Figure 9. Presentation of the linear point interpolation
Figure 10. From left to right: False alarm segmentation; improved segmentation using the removed point process for the table. A) illustrates the 2D visual results from the false alarm segmentation results and B) the improvement using the above technique
Our method has been implemented into a virtual simulation system, which is used for the simulation of the external beam radiation therapy process. The system uses high resolution CT data with an average of 50 equally spaced slices. We apply our method to 20 CT data. The slice spacing varied between 3 and 5 mm.
The accuracy of detecting the brain region was found to be quite satisfactory (approx. 80-85%). The parameters used for the comparison were the total volume and the area of the contours at each level. The time required for the algorithm to segment even data sets with more than 50 slices was at sub-second, for a Pentium III at 800 MHz.

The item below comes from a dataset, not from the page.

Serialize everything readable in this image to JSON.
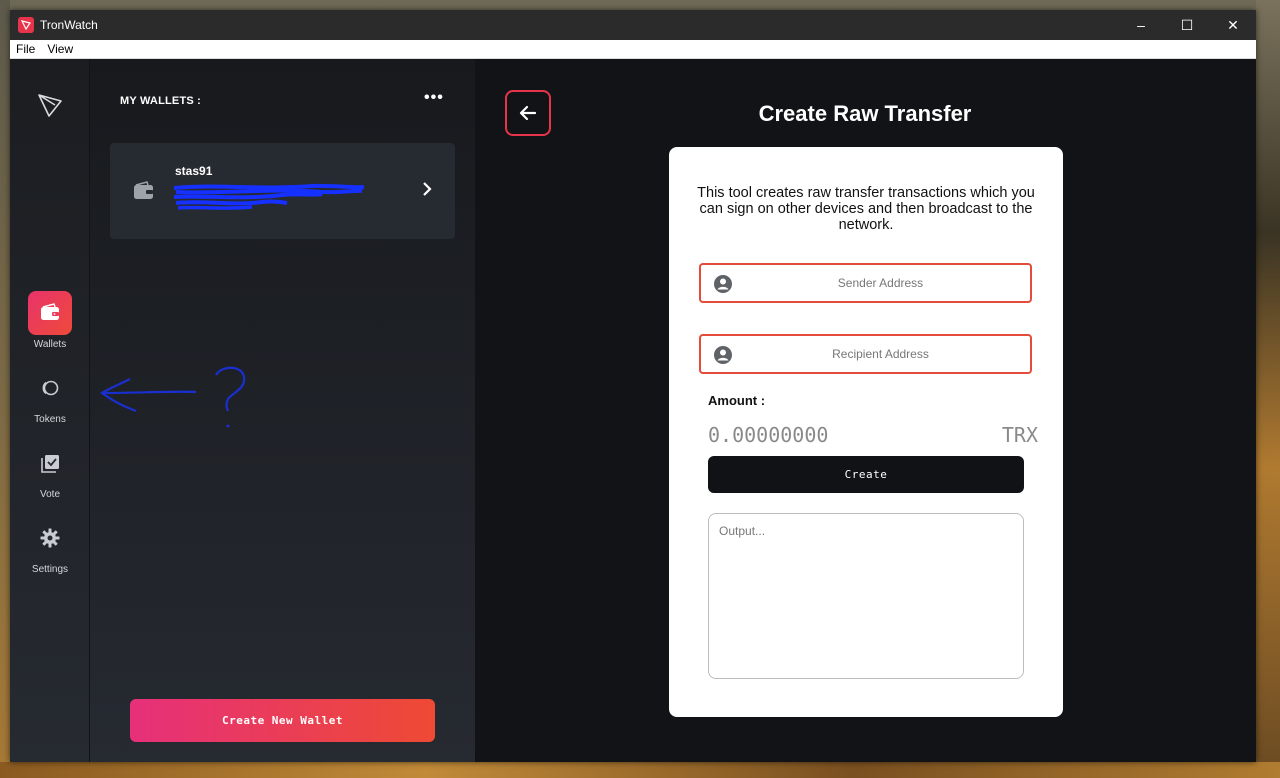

A novel approach for the segmentation of the brain is introduced in this work. The current method combines an edge detection algorithm, outlier techniques and an interpolation methodology. Our solution is integrated into a virtual simulation system and has been clinically validated and from our trials it is proven that the brain can be segmented with high accuracy in real time. However, there is still room for improvements especially on the propagation of the detection path as well as on the automatic detection of the starting point in order to eliminate the user’s manually intervention.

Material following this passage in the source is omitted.